In my setup I have a non-replicated in memory mongo instance setup to handle the consolidated oplog, but you could vary up the setup details a little bit depending on your needs (e.g. keep the consolidated oplog inside a local collection to prevent writing an oplog on the consolidated oplog collection if you’re outputting it to a replica set). You just have to be careful not to output the consolidated oplog to a server your consuming an oplog from or you will end up with a recursive oplog entries that eventually hits the max document nesting depth.

The performance of the oplog responsiveness is comparable to a classic setup so no issues there. I assume you could create an oplog consolidator in another language too, but you may need to make similar changes if the driver is as pedantic as the C/C++ drivers (technically the C driver, but the C++ driver builds with it and thus gets affected by it’s picky nature).

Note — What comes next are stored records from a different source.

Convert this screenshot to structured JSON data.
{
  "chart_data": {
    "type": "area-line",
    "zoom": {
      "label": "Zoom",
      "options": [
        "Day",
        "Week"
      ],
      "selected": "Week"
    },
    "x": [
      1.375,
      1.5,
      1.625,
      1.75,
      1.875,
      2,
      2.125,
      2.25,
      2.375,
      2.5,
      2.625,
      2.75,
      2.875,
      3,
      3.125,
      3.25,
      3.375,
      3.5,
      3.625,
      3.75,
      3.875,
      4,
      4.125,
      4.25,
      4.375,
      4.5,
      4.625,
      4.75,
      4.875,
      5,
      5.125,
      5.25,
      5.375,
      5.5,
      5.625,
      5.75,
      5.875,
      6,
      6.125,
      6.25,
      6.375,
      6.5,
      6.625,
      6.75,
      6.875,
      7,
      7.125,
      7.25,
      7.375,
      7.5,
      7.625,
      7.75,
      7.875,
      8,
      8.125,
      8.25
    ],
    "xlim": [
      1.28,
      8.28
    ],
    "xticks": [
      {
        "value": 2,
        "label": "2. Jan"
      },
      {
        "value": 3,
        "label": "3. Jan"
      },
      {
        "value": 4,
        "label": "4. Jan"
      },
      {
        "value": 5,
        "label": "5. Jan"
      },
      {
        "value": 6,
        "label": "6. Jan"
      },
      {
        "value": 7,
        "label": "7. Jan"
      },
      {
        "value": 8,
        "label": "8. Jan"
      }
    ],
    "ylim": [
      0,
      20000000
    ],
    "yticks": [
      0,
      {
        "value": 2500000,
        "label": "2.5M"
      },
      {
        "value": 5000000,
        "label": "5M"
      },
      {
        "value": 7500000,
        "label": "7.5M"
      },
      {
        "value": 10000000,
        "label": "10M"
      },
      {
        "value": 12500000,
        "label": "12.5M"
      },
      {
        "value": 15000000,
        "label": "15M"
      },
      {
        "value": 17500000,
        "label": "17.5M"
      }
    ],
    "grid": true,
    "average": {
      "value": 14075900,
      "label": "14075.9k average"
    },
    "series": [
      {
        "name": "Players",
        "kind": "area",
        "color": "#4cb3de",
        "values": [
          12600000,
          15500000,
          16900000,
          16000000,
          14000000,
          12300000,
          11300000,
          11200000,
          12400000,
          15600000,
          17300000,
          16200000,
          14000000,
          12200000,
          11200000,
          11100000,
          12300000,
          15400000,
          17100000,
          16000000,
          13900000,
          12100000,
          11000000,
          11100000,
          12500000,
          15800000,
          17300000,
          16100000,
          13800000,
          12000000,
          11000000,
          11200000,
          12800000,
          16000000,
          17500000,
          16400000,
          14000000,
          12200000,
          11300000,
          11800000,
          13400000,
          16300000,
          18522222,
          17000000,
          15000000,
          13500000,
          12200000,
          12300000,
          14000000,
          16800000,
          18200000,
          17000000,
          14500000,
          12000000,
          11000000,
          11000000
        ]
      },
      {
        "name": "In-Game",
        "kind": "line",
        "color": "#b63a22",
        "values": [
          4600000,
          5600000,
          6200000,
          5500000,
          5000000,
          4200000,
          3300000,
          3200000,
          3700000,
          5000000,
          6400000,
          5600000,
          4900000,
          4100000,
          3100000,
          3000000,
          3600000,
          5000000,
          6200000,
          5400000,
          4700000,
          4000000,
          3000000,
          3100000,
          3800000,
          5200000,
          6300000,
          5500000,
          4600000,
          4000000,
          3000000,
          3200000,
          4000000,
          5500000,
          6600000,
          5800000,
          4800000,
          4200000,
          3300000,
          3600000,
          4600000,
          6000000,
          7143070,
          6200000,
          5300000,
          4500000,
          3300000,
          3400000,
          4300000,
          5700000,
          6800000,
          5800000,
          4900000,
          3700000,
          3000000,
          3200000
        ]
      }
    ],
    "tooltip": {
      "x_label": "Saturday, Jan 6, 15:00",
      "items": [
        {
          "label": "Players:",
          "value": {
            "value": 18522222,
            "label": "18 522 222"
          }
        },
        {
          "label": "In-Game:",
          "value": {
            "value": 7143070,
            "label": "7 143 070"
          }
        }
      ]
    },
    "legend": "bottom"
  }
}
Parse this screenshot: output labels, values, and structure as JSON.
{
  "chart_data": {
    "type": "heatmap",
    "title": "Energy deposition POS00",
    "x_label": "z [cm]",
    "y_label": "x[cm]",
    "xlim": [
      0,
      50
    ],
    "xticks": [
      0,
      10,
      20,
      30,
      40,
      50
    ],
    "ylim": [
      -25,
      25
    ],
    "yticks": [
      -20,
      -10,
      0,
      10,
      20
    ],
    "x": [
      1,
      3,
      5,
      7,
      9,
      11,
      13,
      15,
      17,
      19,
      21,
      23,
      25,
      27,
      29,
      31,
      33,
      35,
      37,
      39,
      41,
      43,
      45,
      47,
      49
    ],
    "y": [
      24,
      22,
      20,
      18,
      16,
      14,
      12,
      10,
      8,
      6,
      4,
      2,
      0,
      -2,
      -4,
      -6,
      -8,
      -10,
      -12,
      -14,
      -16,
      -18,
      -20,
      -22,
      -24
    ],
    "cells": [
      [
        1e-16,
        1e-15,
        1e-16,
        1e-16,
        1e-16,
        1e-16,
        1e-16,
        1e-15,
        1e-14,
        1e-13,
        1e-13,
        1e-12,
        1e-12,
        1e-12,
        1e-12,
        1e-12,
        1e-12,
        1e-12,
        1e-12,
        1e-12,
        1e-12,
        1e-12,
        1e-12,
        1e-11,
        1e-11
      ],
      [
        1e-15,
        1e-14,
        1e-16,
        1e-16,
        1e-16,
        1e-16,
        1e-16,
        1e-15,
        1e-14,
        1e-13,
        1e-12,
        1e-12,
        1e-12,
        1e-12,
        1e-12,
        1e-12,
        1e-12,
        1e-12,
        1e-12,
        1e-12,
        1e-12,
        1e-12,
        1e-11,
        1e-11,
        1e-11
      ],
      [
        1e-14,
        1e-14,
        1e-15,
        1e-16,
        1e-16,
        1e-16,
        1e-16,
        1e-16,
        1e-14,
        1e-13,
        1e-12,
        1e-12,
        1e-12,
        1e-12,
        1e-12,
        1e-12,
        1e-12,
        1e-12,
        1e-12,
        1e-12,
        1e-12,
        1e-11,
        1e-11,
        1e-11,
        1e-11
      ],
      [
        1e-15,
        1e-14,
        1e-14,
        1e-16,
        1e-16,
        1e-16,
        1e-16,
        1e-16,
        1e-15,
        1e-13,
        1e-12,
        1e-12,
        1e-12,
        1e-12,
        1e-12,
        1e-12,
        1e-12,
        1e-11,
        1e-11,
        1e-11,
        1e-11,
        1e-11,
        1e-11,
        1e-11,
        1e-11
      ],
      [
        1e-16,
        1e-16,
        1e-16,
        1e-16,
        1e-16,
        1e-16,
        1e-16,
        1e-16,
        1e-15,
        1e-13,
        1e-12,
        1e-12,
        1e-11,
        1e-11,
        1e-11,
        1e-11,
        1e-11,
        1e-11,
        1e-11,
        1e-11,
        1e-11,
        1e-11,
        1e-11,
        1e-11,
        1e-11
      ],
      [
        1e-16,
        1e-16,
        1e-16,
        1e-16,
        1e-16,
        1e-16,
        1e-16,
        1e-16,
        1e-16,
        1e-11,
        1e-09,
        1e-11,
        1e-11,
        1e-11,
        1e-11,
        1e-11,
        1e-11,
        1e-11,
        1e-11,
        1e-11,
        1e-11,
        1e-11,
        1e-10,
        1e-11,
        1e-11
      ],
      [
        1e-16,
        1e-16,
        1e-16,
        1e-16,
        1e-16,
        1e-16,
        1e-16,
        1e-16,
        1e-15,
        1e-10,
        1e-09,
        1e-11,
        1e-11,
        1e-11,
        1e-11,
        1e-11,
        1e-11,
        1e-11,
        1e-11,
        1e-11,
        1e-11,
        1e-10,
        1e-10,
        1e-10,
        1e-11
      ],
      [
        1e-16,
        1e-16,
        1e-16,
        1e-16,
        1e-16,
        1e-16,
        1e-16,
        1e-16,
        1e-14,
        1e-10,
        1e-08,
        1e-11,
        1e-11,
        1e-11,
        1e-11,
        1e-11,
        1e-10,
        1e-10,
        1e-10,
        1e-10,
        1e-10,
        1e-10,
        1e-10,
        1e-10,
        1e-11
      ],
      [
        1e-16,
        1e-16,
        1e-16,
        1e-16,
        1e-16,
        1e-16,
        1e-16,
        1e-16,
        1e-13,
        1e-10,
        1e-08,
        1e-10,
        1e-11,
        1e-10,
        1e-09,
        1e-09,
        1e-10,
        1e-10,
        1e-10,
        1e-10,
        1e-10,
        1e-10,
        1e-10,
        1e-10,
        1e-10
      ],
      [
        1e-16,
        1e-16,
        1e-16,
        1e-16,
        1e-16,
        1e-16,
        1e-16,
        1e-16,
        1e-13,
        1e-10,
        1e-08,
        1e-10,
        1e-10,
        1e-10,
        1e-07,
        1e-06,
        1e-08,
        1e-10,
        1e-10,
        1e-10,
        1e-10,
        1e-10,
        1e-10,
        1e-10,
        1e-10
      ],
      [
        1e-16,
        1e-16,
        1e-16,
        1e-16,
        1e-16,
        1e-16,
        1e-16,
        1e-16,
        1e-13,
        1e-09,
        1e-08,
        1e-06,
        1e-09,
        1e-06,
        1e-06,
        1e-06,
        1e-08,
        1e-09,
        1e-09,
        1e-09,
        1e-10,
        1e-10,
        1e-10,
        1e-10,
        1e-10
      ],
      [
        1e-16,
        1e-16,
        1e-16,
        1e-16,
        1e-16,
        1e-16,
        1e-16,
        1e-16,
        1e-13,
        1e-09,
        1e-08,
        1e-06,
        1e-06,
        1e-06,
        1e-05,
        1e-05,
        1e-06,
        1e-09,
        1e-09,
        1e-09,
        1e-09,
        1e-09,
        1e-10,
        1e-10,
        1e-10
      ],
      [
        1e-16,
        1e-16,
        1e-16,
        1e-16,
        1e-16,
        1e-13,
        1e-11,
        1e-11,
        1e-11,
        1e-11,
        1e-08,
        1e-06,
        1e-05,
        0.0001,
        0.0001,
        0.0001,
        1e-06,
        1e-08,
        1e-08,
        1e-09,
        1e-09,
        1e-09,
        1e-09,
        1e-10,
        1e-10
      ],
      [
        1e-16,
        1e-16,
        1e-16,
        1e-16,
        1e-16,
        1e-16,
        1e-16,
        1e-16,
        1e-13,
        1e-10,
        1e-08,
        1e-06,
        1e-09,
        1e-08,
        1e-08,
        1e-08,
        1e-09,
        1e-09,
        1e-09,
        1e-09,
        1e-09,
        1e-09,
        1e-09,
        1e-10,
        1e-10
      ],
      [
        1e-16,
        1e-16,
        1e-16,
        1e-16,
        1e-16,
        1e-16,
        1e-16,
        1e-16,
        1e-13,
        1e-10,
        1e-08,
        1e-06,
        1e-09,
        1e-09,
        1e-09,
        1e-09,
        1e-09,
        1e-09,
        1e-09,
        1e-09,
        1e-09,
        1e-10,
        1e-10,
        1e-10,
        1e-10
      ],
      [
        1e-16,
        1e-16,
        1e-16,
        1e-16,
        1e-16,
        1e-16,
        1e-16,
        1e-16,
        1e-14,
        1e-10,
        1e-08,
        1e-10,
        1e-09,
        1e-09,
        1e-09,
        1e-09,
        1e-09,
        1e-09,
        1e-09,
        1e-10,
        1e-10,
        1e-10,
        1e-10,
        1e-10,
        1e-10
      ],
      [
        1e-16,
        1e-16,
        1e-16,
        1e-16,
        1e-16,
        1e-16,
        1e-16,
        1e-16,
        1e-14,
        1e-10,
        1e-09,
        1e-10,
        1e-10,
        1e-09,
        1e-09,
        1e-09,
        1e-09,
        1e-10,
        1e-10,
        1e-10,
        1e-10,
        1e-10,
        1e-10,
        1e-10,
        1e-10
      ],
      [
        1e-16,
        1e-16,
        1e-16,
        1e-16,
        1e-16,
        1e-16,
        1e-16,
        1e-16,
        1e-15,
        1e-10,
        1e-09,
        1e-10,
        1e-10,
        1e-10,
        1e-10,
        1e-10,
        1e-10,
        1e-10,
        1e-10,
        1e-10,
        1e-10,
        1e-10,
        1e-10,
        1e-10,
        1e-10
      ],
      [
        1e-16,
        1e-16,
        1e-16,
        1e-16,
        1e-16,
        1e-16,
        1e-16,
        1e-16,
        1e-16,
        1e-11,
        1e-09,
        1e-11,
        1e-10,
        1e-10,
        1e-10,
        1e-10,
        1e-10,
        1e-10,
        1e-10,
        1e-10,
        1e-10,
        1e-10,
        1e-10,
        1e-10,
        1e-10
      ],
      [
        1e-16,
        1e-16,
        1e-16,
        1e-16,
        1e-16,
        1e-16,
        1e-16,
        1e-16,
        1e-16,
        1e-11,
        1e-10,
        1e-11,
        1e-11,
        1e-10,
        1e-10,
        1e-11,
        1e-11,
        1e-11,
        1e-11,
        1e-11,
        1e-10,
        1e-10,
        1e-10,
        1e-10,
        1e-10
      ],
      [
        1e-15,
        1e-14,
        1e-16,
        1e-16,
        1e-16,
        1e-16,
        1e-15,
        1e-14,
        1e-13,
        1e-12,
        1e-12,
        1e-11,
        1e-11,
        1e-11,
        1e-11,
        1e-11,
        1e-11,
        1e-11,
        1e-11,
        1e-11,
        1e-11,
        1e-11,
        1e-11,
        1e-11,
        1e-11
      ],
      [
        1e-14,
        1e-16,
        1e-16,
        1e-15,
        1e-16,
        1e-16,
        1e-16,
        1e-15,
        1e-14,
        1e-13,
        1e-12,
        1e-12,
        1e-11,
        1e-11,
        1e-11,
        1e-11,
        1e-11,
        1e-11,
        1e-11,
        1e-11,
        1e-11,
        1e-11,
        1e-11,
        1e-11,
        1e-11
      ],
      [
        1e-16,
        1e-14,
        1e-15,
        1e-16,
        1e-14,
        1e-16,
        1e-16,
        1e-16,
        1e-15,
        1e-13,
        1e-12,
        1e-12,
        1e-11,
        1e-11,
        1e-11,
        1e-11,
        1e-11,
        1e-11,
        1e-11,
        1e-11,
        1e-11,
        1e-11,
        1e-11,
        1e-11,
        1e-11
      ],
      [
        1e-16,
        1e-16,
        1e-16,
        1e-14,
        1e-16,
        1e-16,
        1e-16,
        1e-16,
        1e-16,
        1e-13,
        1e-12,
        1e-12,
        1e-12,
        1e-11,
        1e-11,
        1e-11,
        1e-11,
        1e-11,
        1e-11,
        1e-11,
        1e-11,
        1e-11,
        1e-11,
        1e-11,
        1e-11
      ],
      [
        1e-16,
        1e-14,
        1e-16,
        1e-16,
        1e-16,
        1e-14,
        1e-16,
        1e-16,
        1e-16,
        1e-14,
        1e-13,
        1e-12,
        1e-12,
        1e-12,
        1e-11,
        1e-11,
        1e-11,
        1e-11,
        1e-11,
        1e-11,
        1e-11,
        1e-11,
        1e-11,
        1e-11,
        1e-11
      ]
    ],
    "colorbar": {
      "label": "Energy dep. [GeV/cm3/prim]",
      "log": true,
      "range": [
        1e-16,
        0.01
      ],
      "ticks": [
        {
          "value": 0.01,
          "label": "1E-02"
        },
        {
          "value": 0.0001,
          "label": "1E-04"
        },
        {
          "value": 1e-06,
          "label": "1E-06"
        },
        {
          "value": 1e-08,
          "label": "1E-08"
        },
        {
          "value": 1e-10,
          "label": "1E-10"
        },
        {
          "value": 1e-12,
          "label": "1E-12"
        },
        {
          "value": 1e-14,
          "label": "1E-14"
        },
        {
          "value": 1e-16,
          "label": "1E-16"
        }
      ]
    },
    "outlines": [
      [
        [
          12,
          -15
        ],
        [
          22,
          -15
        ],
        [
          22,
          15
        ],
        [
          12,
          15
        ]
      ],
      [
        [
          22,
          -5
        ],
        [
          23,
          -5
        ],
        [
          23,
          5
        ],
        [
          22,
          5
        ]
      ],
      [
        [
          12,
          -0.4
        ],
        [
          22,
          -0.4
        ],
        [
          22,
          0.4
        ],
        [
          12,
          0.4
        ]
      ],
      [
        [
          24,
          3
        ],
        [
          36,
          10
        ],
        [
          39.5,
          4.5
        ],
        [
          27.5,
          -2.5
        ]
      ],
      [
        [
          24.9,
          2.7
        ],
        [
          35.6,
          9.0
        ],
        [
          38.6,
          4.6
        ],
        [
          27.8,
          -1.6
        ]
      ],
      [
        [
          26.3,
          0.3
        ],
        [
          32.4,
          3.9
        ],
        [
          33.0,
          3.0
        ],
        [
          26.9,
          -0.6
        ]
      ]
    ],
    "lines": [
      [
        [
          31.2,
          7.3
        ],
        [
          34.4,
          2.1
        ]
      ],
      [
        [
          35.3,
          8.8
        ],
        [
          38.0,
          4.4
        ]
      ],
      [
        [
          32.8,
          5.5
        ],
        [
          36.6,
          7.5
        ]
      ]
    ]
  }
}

Let me know if you need more details or the source for the C++ application and I’ll see if my firm if I can get cleared with releasing code. I’d also have to clean up the application so it doesn’t depend on our internal infrastructure and libraries.

Interesting to hear your way here.

Have you heard of using oplog-redis in combination with oplogtoredis?

The extension oplog-redis disables meteors internal tailing cursor and replaces it by a module which listens on channels in redis for changes on the database (one channel per collection, so you’ll only have to process changes of collections a client has a subscription on).

The downside for us was just that it now is Meteor informing Redis about the changes it does. So every change in the database requires an additional message to Redis. This is already done for changes from within your application, but you have to add it for other services. If you do not need to care about non-Meteor changes on your database, you should stop here.

Introducing oplogtoredis: This application, written in GO, has a tailing cursor on the oplog collection which transforms every entry of the oplog into a Redis message. This way your Meteor instance doesn’t need to report the changes twice, and you’re robust for outside changes. Sharding is not officially supported yet. It seems like just a small code change but would benefit from some testing ( Once solved, run one instance of oplogtoredis per mongodb shard.

Was this option known to you before writing your C/C++ application? If yes, what benefit did you see to write your application?
To me your solution sounds quite similar to what I provided but has the disadvantage, that every Meteor application still has to process every message in the oplog, even though no web-client has a publication open on the collection the change origins from.

I saw that there was a solution that used redis, but I wanted to avoid introducing another technology to our infrastructure if possible as we have a small team that manages a lot of infrastructure. In our setup we have two Mongo clusters and they’re organized in a way so the Mongo cluster that has all the data requiring reactivity has the oplog configured and the other Mongo cluster that doesn’t require reactivity has the oplog disabled. In most scenarios the Meteor application would typically be subscribed to all the reactive collections regardless, so I’m not entirely concerned about isolating collections into channels. If anything I would want some intelligent way to detect and manage bursts in our reactive data set. This is something we could potentially augment into our oplog_consolidator in the future. Since we’re all C++ developers it would be easier for us to do it this way rather than learning GO.

Thanks for the heads up though. I also think your solution would be great for a lot of other people in the community… especially for people using managed solutions for Mongo.